What the right-wing press thinks about the Republican House speaker vote chaos

After a day of three failed votes to choose a Republican speaker of the House of Representatives, here’s how major rightwing outlets reacted.

The Wall Street Journal

The Editorial Board of the paper goes after the “rump faction” blocking Kevin McCarthy’s bid to be speaker, asking “for what?”

House Republicans say they want to drain the swamp and save America, but they can’t even get through Day 1 without a display of dysfunction. Stipulated, Rep Kevin McCarthy isn’t everyone’s ideal of a conservative Speaker. But he has led the House GOP since 2019, raised oodles of money for November’s midterms, and easily won a leadership vote last year, 188-31.

Later the board skewers the display that played out on Tuesday in Congress:

House Republicans have won two years in the majority to show the electorate they can govern better than Democrats and President Biden. They’re getting off to the kind of start that will persuade even their own voters to send them back.

New York Post

With a simple front-page headline of “Grow up!”, the New York Post attacks the “small group of Republican saboteurs” who are blocking Mr McCarthy from taking power as speaker of the House.

In the lead opinion piece, Michael Goodwin writes:

The GOP’s inability to elect a Speaker despite having a majority is more than a personal rebuke to the presumed leader, Kevin McCarthy of California. It’s a mark of incompetence and a worrisome sign the party is so fractured it will not be able to unite to accomplish anything of significance for the next two years.

Instead of being a check on the White House and the Democrat-controlled Senate and using its investigative power to probe President Biden and his family’s corrupt business deals, the chaos suggests too many Republicans are freelancing and engaged in a fools’ errand masquerading as an act of principle.

He later adds:

This is madness. The reasons for opposing McCarthy seem either vague or more personal than substantive, especially after he made so many concessions to win their votes. But it was never enough because their opposition is, at this late stage, fundamentally incoherent. Most important, a shootout in a lifeboat is not a persuasive argument that the party is ready to govern.

Fox News

On his Tuesday night show, Sean Hannity declared: “House Republicans now are on the verge of becoming a total clown show if they’re not careful.”

He continued: “But despite the cheering and elation from Democrats and the mob and the media, it’s not a dire situation – yet.”

Calling the holdouts against Mr McCarthy a “small but seemingly determined group of lawmakers” he then defended the GOP leader’s conservative platform to his viewers, calling it “exactly the America-first, MAGA agenda that so many of you I know like” andd added that Mr McCarthy has also vowed to go after the Biden family’s business deadline and the “politicised FBI”.

Tucker Carlson meanwhile framed the floor fight over who should be speaker as “chaotic” but “refreshing”, calling it “democracy” versus the “oligarchy” of the Democratic Party.
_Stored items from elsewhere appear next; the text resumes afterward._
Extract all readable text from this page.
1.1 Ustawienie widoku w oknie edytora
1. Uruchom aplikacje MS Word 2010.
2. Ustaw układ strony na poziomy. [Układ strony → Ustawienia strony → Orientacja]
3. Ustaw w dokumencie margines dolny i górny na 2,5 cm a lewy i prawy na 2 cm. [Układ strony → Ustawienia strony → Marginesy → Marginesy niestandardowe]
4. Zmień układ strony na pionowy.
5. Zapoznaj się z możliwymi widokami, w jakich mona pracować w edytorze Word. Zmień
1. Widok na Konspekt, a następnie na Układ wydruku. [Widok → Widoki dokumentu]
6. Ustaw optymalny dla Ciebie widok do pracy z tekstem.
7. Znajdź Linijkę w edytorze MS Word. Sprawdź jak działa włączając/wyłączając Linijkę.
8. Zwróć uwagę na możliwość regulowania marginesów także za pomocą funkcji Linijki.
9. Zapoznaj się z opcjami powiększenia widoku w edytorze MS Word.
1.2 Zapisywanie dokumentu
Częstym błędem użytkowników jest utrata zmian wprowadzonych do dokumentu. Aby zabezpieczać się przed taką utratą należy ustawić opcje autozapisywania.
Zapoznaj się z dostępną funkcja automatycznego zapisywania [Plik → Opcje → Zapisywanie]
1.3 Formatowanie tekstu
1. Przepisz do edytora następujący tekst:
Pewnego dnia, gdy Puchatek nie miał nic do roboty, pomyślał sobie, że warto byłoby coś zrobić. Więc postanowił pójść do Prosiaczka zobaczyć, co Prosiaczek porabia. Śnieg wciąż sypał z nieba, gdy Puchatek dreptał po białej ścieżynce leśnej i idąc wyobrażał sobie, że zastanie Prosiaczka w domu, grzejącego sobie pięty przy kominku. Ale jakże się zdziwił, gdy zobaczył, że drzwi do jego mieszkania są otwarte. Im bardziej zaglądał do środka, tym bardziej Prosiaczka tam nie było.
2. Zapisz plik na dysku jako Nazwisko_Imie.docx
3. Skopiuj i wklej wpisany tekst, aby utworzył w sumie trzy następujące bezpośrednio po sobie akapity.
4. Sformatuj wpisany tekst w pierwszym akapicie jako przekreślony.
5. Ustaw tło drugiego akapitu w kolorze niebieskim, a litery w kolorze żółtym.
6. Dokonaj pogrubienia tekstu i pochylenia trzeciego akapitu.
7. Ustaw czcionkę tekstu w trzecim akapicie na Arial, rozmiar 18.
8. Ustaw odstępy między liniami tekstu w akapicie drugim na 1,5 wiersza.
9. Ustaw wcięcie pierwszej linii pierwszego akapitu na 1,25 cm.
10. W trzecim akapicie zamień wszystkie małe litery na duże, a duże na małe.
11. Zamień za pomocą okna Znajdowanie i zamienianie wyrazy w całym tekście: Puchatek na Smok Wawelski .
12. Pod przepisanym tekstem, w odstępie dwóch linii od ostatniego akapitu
“The fact that this race has not been settled by now is being described especially online by many as ‘embarrassing’,” he said. “It is embarrassing if you prefer the Soviet-style consensus of the Democratic Party’s internal elections.”

He went on to defend attacks on Mr McCarthy for not being conservative enough, calling him “ideologically agnostic”, “flexible”, and adding that his real constituency is the lobbying community.

Mr Carlson then said that this could be a strength: “It’s not easy being speaker when the House is this closely divided. And in some ways, Kevin McCarthy is perfectly suited for that. He’s skilled in politics.”

On Wednesday morning’s edition of Fox & Friends, host Steve Doocy called Tuesday a “disaster for Republicans” with his cohosts Ainsley Earhardt and Brian Kilmeade agreeing.

Over at FoxNews.com, Liz Peek took another view, writing:

“The Republican Party requires a serious reboot, and perhaps this public skirmish is a necessary first step. The midterm elections delivered an unmistakable message: voters are not buying what the GOP is selling.

Arguing that voters have no idea what Republicans stand for and noting the obliteration of the party’s claims of fiscal sobriety, Ms Peek lays out the demands of the holdouts against Mr McCarthy describing their demands as “valuable objections” and that despite their portrayal as “unreasonable by the liberal media”, she says that many Republicans would agree with them.